CNBC — 2026-05-17#
Lead Story#
Global markets are bracing for extended turmoil as the U.S.-Iran war drags on, prompting G7 finance ministers to convene in Paris over the economic fallout of the Strait of Hormuz closure. Geopolitical tensions escalated further this weekend with a drone strike at a UAE nuclear power plant, leading President Donald Trump to issue a stark warning to Tehran that the “clock is ticking”.
Markets & Economics#
The diplomatic deadlock in the Middle East has sent Brent crude up 74% year-to-date to $109.26 per barrel, rapidly shrinking global oil inventories ahead of peak summer demand. Sustained inflation fears have triggered a heavy selloff in global sovereign debt, pushing the U.S. 30-year Treasury yield up to 5.121%, its highest level since October 2023. Consequently, U.S. stock futures fell early Monday, stalling the momentum from last week’s record highs for the S&P 500 and Nasdaq as traders await crucial earnings from Nvidia and major retailers. In Asia, Japanese 10-year bond yields surged over 9 basis points to 2.793%, dragging down the Nikkei 225 amid fears of a severe oil supply crunch.
Business & Earnings#
Despite the market hype, an exclusive analysis reveals that AI-related layoffs are not necessarily a boost for stocks. Over half of the S&P 500 companies implementing AI-linked workforce cuts—including Nike, Salesforce, and Fiverr—are trading in the red, seeing an average share decline of 25% since their announcements.

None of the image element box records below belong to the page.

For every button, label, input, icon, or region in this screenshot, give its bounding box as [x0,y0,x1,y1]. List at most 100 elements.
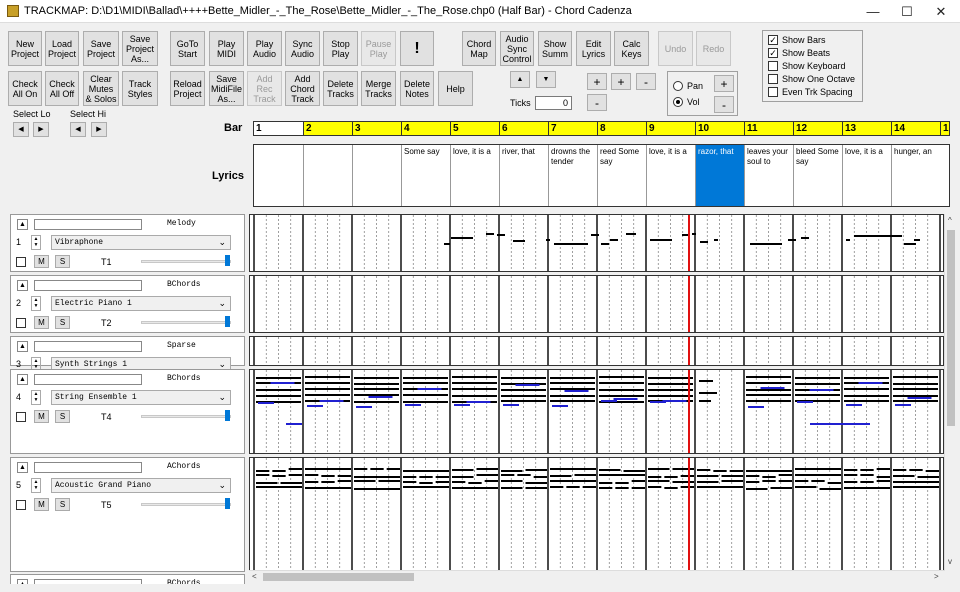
lyric-cell[interactable] [352,145,401,206]
midi-note[interactable] [307,405,323,407]
midi-note[interactable] [795,474,841,476]
midi-note[interactable] [746,376,791,378]
track-note-field[interactable] [34,219,142,230]
midi-note[interactable] [550,400,595,402]
volume-slider-thumb[interactable] [225,498,230,509]
midi-note[interactable] [810,423,870,425]
midi-note[interactable] [501,480,523,482]
help-button[interactable]: Help [438,71,473,106]
chord-map-button[interactable]: Chord Map [462,31,496,66]
volume-slider[interactable] [141,321,231,324]
midi-note[interactable] [550,468,596,470]
midi-note[interactable] [525,469,548,471]
midi-note[interactable] [700,241,708,243]
even-trk-spacing-option[interactable]: Even Trk Spacing [768,86,866,98]
lyric-cell[interactable]: love, it is a [842,145,891,206]
show-summ-button[interactable]: Show Summ [538,31,572,66]
midi-note[interactable] [699,400,711,402]
midi-note[interactable] [305,394,350,396]
new-project-button[interactable]: New Project [8,31,42,66]
track-number-spinner[interactable]: ▲ ▼ [31,235,41,250]
edit-lyrics-button[interactable]: Edit Lyrics [576,31,611,66]
midi-note[interactable] [746,488,768,490]
reload-project-button[interactable]: Reload Project [170,71,205,106]
midi-note[interactable] [305,376,350,378]
midi-note[interactable] [795,486,817,488]
midi-note[interactable] [337,480,351,482]
midi-note[interactable] [272,470,286,472]
delete-notes-button[interactable]: Delete Notes [400,71,434,106]
instrument-select[interactable]: Vibraphone ⌄ [51,235,231,250]
midi-note[interactable] [501,400,546,402]
merge-tracks-button[interactable]: Merge Tracks [361,71,396,106]
midi-note[interactable] [554,243,588,245]
track-lane[interactable] [249,369,944,454]
midi-note[interactable] [435,481,449,483]
lyric-cell[interactable]: love, it is a [450,145,499,206]
midi-note[interactable] [844,469,858,471]
clear-mutes-solos-button[interactable]: Clear Mutes & Solos [83,71,119,106]
midi-note[interactable] [893,388,938,390]
vol-radio[interactable] [673,97,683,107]
midi-note[interactable] [454,404,470,406]
track-number-spinner[interactable]: ▲ ▼ [31,390,41,405]
midi-note[interactable] [746,470,792,472]
midi-note[interactable] [288,468,302,470]
track-number-spinner[interactable]: ▲ ▼ [31,296,41,311]
minimize-button[interactable]: — [856,0,890,23]
midi-note[interactable] [895,404,911,406]
midi-note[interactable] [615,482,629,484]
plus-button-2[interactable]: + [611,73,631,90]
midi-note[interactable] [795,468,841,470]
track-styles-button[interactable]: Track Styles [122,71,158,106]
vertical-scroll-thumb[interactable] [947,230,955,426]
midi-note[interactable] [893,486,939,488]
midi-note[interactable] [403,481,417,483]
midi-note[interactable] [354,383,399,385]
lyric-cell[interactable]: bleed Some say [793,145,842,206]
instrument-select[interactable]: Acoustic Grand Piano ⌄ [51,478,231,493]
midi-note[interactable] [809,389,834,391]
mute-button[interactable]: M [34,410,49,423]
bar-number[interactable]: 13 [842,122,891,135]
midi-note[interactable] [907,397,932,399]
midi-note[interactable] [846,404,862,406]
midi-note[interactable] [552,405,568,407]
midi-note[interactable] [599,395,644,397]
midi-note[interactable] [601,243,609,245]
ticks-down-button[interactable]: ▼ [536,71,556,88]
midi-note[interactable] [419,476,433,478]
midi-note[interactable] [599,376,644,378]
midi-note[interactable] [354,468,368,470]
track-lane[interactable] [249,457,944,571]
midi-note[interactable] [305,474,319,476]
midi-note[interactable] [599,389,644,391]
midi-note[interactable] [762,476,776,478]
exclaim-button[interactable]: ! [400,31,434,66]
check-all-on-button[interactable]: Check All On [8,71,42,106]
midi-note[interactable] [288,474,302,476]
midi-note[interactable] [893,400,938,402]
midi-note[interactable] [452,376,497,378]
midi-note[interactable] [386,468,400,470]
midi-note[interactable] [354,480,376,482]
midi-note[interactable] [513,240,525,242]
scroll-right-arrow[interactable]: > [934,572,939,581]
stop-play-button[interactable]: Stop Play [323,31,358,66]
midi-note[interactable] [356,406,372,408]
midi-note[interactable] [664,476,678,478]
show-keyboard-checkbox[interactable] [768,61,778,71]
midi-note[interactable] [778,474,792,476]
instrument-select[interactable]: Electric Piano 1 ⌄ [51,296,231,311]
midi-note[interactable] [574,474,597,476]
horizontal-scroll-thumb[interactable] [263,573,414,581]
midi-note[interactable] [925,470,939,472]
midi-note[interactable] [403,476,417,478]
midi-note[interactable] [680,475,694,477]
midi-note[interactable] [280,482,303,484]
midi-note[interactable] [564,390,589,392]
horizontal-scrollbar[interactable]: < > [249,570,944,583]
midi-note[interactable] [525,487,548,489]
midi-note[interactable] [452,388,497,390]
midi-note[interactable] [746,382,791,384]
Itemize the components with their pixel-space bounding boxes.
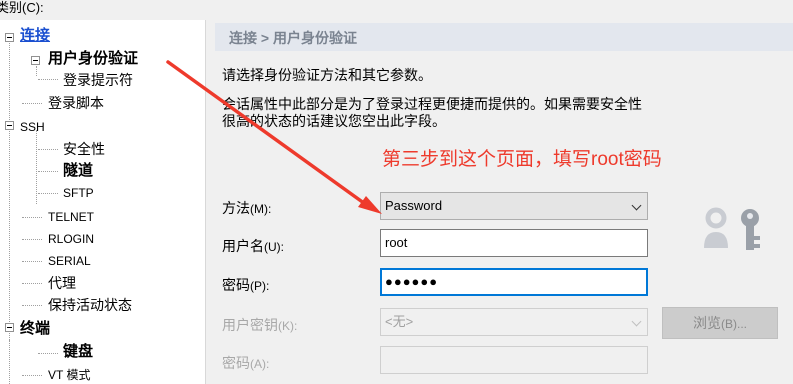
tree-item-telnet[interactable]: TELNET [48,207,94,227]
tree-guide-line [38,79,58,80]
password-value: ●●●●●● [385,274,439,289]
tree-item-login-prompt[interactable]: 登录提示符 [63,70,133,90]
method-value: Password [385,198,443,213]
tree-item-vt-mode[interactable]: VT 模式 [48,365,90,384]
browse-button-accel: (B)... [721,317,747,331]
user-key-label-accel: (K): [278,319,298,333]
user-key-label: 用户密钥(K): [222,315,297,335]
passphrase-label: 密码(A): [222,353,269,373]
tree-guide-line [38,353,58,354]
tree-guide-line [22,217,42,218]
tree-guide-line [9,340,10,384]
description-line-2: 会话属性中此部分是为了登录过程更便捷而提供的。如果需要安全性 [222,96,642,112]
tree-item-user-auth[interactable]: 用户身份验证 [48,49,138,69]
tree-guide-line [36,66,37,76]
password-input[interactable]: ●●●●●● [380,268,648,296]
browse-button-label: 浏览 [693,315,721,331]
tree-item-ssh[interactable]: SSH [20,117,45,137]
session-properties-dialog: 类别(C): 连接 用户身份验证 登录提示符 登录脚本 SSH 安全性 隧道 S… [0,0,793,384]
tree-guide-line [22,283,42,284]
tree-item-serial[interactable]: SERIAL [48,251,91,271]
tree-guide-line [22,375,42,376]
annotation-text: 第三步到这个页面，填写root密码 [382,149,662,170]
tree-item-login-script[interactable]: 登录脚本 [48,93,104,113]
tree-item-security[interactable]: 安全性 [63,139,105,159]
description-line-1: 请选择身份验证方法和其它参数。 [222,67,432,83]
tree-item-tunnel[interactable]: 隧道 [63,161,93,181]
username-input[interactable]: root [380,229,648,257]
username-label: 用户名(U): [222,236,284,256]
tree-guide-line [38,171,58,172]
tree-guide-line [22,103,42,104]
passphrase-label-accel: (A): [250,357,270,371]
username-label-accel: (U): [264,240,284,254]
category-tree[interactable]: 连接 用户身份验证 登录提示符 登录脚本 SSH 安全性 隧道 SFTP TEL… [0,20,206,384]
user-key-label-text: 用户密钥 [222,317,278,333]
method-select[interactable]: Password [380,192,648,220]
category-label: 类别(C): [0,0,44,15]
method-label: 方法(M): [222,198,271,218]
breadcrumb: 连接 > 用户身份验证 [229,30,357,46]
user-key-select[interactable]: <无> [380,308,648,336]
password-label: 密码(P): [222,275,269,295]
tree-item-sftp[interactable]: SFTP [63,183,94,203]
tree-item-keyboard[interactable]: 键盘 [63,342,93,362]
tree-item-terminal[interactable]: 终端 [20,319,50,339]
tree-guide-line [22,305,42,306]
chevron-down-icon [631,316,642,327]
tree-item-keepalive[interactable]: 保持活动状态 [48,295,132,315]
tree-guide-line [22,239,42,240]
tree-guide-line [36,130,37,204]
collapse-terminal-icon[interactable] [5,323,14,332]
chevron-down-icon [631,200,642,211]
tree-item-proxy[interactable]: 代理 [48,273,76,293]
browse-button[interactable]: 浏览(B)... [662,307,778,339]
collapse-connection-icon[interactable] [5,33,14,42]
method-label-text: 方法 [222,200,250,216]
tree-item-connection[interactable]: 连接 [20,26,50,46]
tree-guide-line [38,193,58,194]
tree-guide-line [9,40,10,340]
tree-item-rlogin[interactable]: RLOGIN [48,229,94,249]
key-icon [704,207,760,250]
description-line-3: 很高的状态的话建议您空出此字段。 [222,113,446,129]
password-label-accel: (P): [250,279,270,293]
password-label-text: 密码 [222,277,250,293]
username-value: root [385,235,408,250]
user-key-value: <无> [385,314,414,329]
method-label-accel: (M): [250,202,272,216]
collapse-user-auth-icon[interactable] [31,56,40,65]
username-label-text: 用户名 [222,238,264,254]
passphrase-input[interactable] [380,346,648,374]
tree-guide-line [22,261,42,262]
passphrase-label-text: 密码 [222,355,250,371]
collapse-ssh-icon[interactable] [5,121,14,130]
tree-guide-line [38,149,58,150]
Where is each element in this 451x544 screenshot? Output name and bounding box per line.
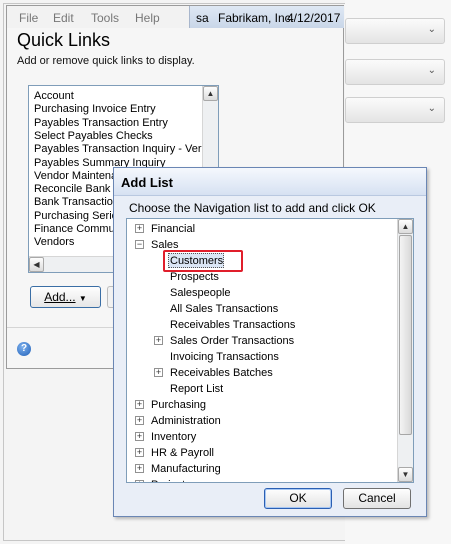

Overseas, the South Korean government is threatening the rare use of an emergency arbitration order to prevent a catastrophic Samsung strike that could cost the memory chip maker an estimated $667 million daily. Back in the U.S., specialist repo pilots are actively flying Spirit Airlines’ yellow jets to the Arizona desert as leasing firms reclaim their aircraft following the discount carrier’s massive collapse.
Investing & Commentary#
As enterprise software valuations take a hit from disruption fears, investors are piling into the “HALO” trade—heavy assets, low obsolescence—focusing on legacy infrastructure and industrial names that AI cannot easily replace. Roundhill just launched the LOHA ETF to capitalize on this exact theme, featuring durable physical asset companies like FedEx, ExxonMobil, and Coca-Cola. For investors sticking with tech, top Wall Street analysts suggest holding the line on foundational AI infrastructure, citing long-term upside for AMD, Microsoft, and Nvidia ahead of Nvidia’s highly anticipated first-quarter earnings report.
Also Worth Watching#
- North America’s largest commuter rail system remains shut: The Long Island Rail Road strike enters its second day, severing a critical transit artery for hundreds of thousands of New York commuters.
- Why your ‘fixed’ mortgage payment keeps going up: Roughly 65% of mortgage escrow accounts are projected to be short this year by an average of $2,157 due to a 45% surge in home insurance premiums and property taxes since 2019.
- Americans are leaving the U.S. in record numbers: U.S. citizens are spending hundreds of dollars to attend specialized conventions to learn how to permanently relocate abroad amidst political and economic fatigue.
- Why some CEOs are ditching 5-year plans while others are making 10-year bets: Corporate leaders debate strategy horizons to survive an era of constant supply chain, AI, and geopolitical disruptions.